SCANA Corp. slashed its quarterly dividend for the first time in almost two decades Thursday, deciding to pay out less cash to shareholders a day after lawmakers moved to cut the rates it charges its South Carolina electricity users.
The Cayce-based owner of South Carolina Electric & Gas said the money it returns to its investors next month would drop by 80 percent. That’s how much of the payout came from its electricity business in South Carolina.
In all, the dividend will total $17.6 million, or about 12.4 cents per share of common stock. That’s down from previous quarterly payments of about $87 million. It affects a swatch of stockholders, from retirees that rely on the steady income to huge Wall Street investment funds.
It is SCANA's first dividend cut in nearly 20 years, highlighting the financial maelstrom hovering over the company a year after it scuttled plans to expand the V.C. Summer Nuclear Station.

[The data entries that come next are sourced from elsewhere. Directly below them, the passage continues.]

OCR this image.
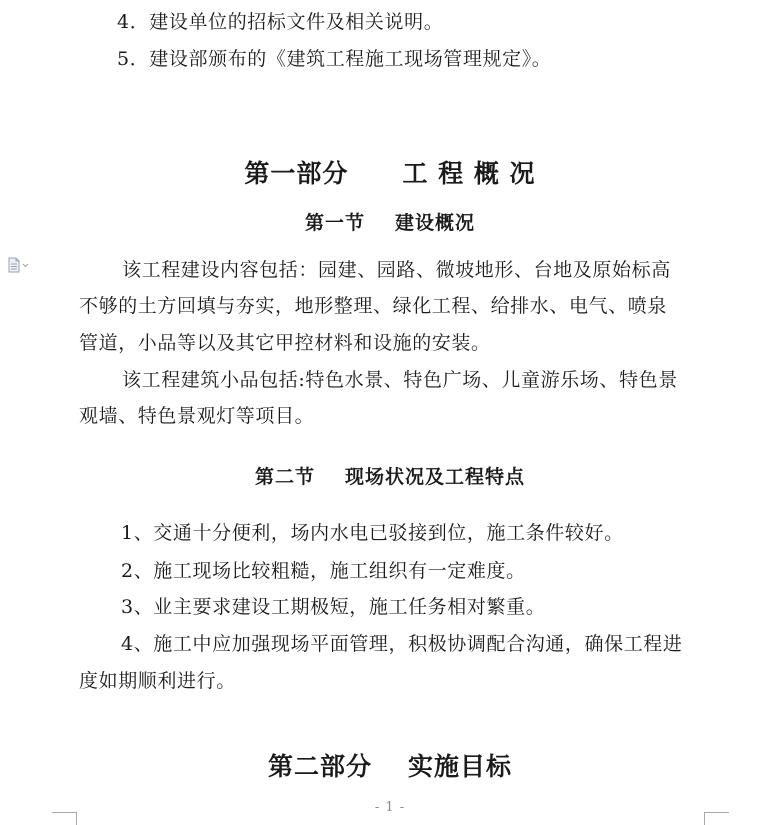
4．建设单位的招标文件及相关说明。
5．建设部颁布的《建筑工程施工现场管理规定》。
第一部分 工 程 概 况
第一节 建设概况
该工程建设内容包括：园建、园路、微坡地形、台地及原始标高
不够的土方回填与夯实，地形整理、绿化工程、给排水、电气、喷泉
管道，小品等以及其它甲控材料和设施的安装。
该工程建筑小品包括:特色水景、特色广场、儿童游乐场、特色景
观墙、特色景观灯等项目。
第二节 现场状况及工程特点
1、交通十分便利，场内水电已驳接到位，施工条件较好。
2、施工现场比较粗糙，施工组织有一定难度。
3、业主要求建设工期极短，施工任务相对繁重。
4、施工中应加强现场平面管理，积极协调配合沟通，确保工程进
度如期顺利进行。
第二部分 实施目标
- 1 -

The move was widely expected after the utility owner’s board twice delayed a decision on the payments. But the reduction didn’t become official until after lawmakers took their most decisive action yet on SCE&G's future.
The Legislature voted Thursday to temporarily cut SCE&G’s rates by 15 percent, overriding a veto from Gov. Henry McMaster. The measure puts a stop — for now — to most of the utility's charges for the nuclear project. Lawmakers also cleared a path for regulators to make the rate reduction permanent.

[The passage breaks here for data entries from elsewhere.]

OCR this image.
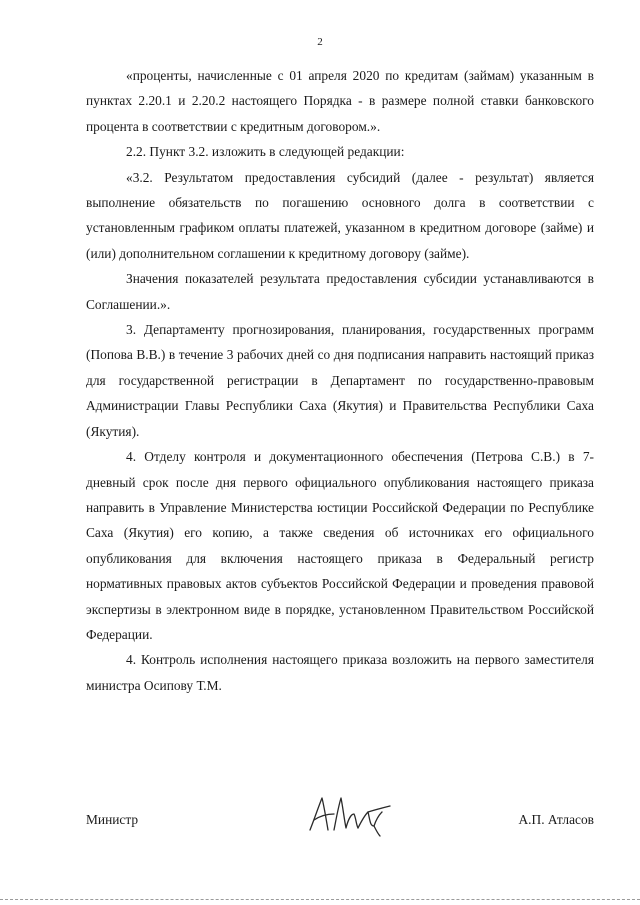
2

«проценты, начисленные с 01 апреля 2020 по кредитам (займам) указанным в пунктах 2.20.1 и 2.20.2 настоящего Порядка - в размере полной ставки банковского процента в соответствии с кредитным договором.».

2.2. Пункт 3.2. изложить в следующей редакции:

«3.2. Результатом предоставления субсидий (далее - результат) является выполнение обязательств по погашению основного долга в соответствии с установленным графиком оплаты платежей, указанном в кредитном договоре (займе) и (или) дополнительном соглашении к кредитному договору (займе).

Значения показателей результата предоставления субсидии устанавливаются в Соглашении.».

3. Департаменту прогнозирования, планирования, государственных программ (Попова В.В.) в течение 3 рабочих дней со дня подписания направить настоящий приказ для государственной регистрации в Департамент по государственно-правовым Администрации Главы Республики Саха (Якутия) и Правительства Республики Саха (Якутия).

4. Отделу контроля и документационного обеспечения (Петрова С.В.) в 7-дневный срок после дня первого официального опубликования настоящего приказа направить в Управление Министерства юстиции Российской Федерации по Республике Саха (Якутия) его копию, а также сведения об источниках его официального опубликования для включения настоящего приказа в Федеральный регистр нормативных правовых актов субъектов Российской Федерации и проведения правовой экспертизы в электронном виде в порядке, установленном Правительством Российской Федерации.

4. Контроль исполнения настоящего приказа возложить на первого заместителя министра Осипову Т.М.

Министр	А.П. Атласов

The company said the dividend cut was meant to “preserve its options” as it tries to resolve who pays for the failed expansion of the V.C. Summer power plant north of Columbia. The abandonment of the $9 billion project last summer threw South Carolina’s energy sector into chaos.
Financial studies have indicated that SCANA could stay solvent after losing its nuclear funds by suspending its dividend. Those findings helped shepherd the Legislature's compromise to passage, winning approval by an overwhelming margin.

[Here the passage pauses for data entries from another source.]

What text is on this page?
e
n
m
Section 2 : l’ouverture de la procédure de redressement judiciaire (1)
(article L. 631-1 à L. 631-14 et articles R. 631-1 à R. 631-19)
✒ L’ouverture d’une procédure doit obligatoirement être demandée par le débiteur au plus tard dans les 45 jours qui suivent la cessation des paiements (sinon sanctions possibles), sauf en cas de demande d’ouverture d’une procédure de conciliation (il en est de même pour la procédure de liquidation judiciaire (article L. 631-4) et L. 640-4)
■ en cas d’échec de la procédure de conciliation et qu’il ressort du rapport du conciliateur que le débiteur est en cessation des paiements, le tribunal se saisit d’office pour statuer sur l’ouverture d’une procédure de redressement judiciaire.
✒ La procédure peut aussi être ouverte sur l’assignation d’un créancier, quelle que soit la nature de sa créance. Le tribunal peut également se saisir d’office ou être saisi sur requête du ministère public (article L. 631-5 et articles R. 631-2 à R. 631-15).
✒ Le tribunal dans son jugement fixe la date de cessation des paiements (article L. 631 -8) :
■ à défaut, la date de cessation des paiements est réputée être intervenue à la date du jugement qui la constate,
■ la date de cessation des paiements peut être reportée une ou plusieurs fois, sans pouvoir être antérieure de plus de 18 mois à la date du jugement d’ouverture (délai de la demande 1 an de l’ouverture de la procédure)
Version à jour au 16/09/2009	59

Shares of SCANA stock plunged Wednesday on news of the Legislature’s agreement, but they rebounded Thursday after the dividend cut was announced. The reduction is seen as an important step to saving the company’s plans to be acquired by Dominion Energy.
Richmond, Va.-based Dominion might stick around because SCANA shouldn't need to borrow money to cover the electric rate cut, according to analysis by New York-based Guggenheim Partners. Analysts said in a research note that by cutting its dividend, SCANA can prevent the Legislature's actions from weakening its credit rating.
Rates tied to the V.C. Summer project had financed about a third of SCANA’s dividends. Shareholders took in more than half a billion dollars from electricity users’ payments for the project.
The future of SCE&G’s rates is still in flux as regulators wait to set the utility’s permanent rates. SCANA said its dividends were likewise in flux, and its board would re-evaluate them each quarter.
The latest dividend payment, which includes money from SCANA’s natural gas businesses, will be made on July 18.